At least one Giant hits 30 home runs this year
It’s actually not a big deal. Because of their ballpark, the Giants will never be a consistently great or even good offensive team. Dingers may dazzle, but pitching and defense wins championships. But! Just to see if it’s possible in a post-Bonds era? Why not dream about it? If Chapman, Adames, and Ramos all hit in 25-28 home runs, nobody’s going to complain about another year without a 30-home run guy.
Erik Miller is enough
He could strike out Shohei Ohtani in every appearance, but my rational mind tells me that at some point having only one left-handed reliever will be bad for the Giants. Then again,
FanGraphs wrote back in 2023 about the observable phenomena of a decline in left-handed relief pitching overall, the result of the roster limitations and batter minimum rules. So, maybe this is less of a dream on my part and more of an acceptance of evolving reality. Still... those walks... his inning totals year over year. Nah, it’ll all work out. If not with him specifically, then the strategy itself.
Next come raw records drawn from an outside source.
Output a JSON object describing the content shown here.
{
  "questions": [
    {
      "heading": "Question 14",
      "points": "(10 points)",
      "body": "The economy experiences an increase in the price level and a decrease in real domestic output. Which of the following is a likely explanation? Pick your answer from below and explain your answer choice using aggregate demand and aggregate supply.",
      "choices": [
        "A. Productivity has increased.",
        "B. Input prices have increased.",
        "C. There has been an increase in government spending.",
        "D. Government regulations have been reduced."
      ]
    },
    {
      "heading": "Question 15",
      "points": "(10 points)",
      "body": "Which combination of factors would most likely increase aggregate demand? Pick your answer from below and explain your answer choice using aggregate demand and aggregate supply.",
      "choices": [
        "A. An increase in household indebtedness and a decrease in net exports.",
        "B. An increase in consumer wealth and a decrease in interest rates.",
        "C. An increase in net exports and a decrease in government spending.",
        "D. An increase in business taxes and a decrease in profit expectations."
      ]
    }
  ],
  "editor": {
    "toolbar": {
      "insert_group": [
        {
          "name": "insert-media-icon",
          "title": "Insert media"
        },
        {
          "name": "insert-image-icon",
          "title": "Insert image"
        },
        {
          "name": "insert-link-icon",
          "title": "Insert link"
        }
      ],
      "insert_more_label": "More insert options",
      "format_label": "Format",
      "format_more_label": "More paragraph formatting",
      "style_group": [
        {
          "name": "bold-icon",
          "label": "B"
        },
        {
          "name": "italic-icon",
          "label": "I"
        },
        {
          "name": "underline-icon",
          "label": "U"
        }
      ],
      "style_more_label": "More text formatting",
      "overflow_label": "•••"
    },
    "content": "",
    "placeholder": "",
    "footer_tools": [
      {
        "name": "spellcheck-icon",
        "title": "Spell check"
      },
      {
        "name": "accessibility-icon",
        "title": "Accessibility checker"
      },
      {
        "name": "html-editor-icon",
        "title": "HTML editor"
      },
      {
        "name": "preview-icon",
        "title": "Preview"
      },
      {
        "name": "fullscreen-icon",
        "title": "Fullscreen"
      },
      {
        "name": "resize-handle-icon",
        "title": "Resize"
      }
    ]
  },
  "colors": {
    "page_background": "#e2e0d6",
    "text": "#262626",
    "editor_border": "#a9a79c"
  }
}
A zombie form of the Giants-Dodgers rivalry appears
The official Giants-
Dodgers rivalry ended at some point in the last few years — arguably, when the Dodgers won the 2021 Division Series — and it feels like conventional wisdom now that the teams are in different leagues. Perhaps even playing different sports. While Buster Posey is trying to bring the Giants back to Major League Baseball, the truth is that the Dodgers have ascended to a different plane. His aura won’t be enough to close the gap.
Compounding matters is that it appears the Dodgers will surpass the Giants in the all-time head to head series. That series is comprised of 2,580 games (2,585 if you included the NLDS) going back to 1890. Heading into this season, it’s 1,284-1,279-17 in favor of the Giants, 1,286-1,282-17 if you include that NLDS.
Since the turn of the century, the Dodgers have led the rivalry 235-211 in the regular season, but in terms of a running tally...
the Dodgers have never led it. NEVER. Okay, to be
most accurate. They’ve never ended a season
ahead in W-L record. Maybe at some point over 130 or so years they’ve gone ahead at one point, but the Giants have always ended the season with the lead. Another 4-9 showing leaves the season series tied. Can the Giants go 5-8 against the presumptively best team in the league? Probably not, but that’s not what this dream is getting after exactly. The rivalry
feels dead. Oracle Park belongs to Dodgers fans. I dream of this series mattering again.
But enough about my hopes & dreams. What are yours for the Giants in 2025?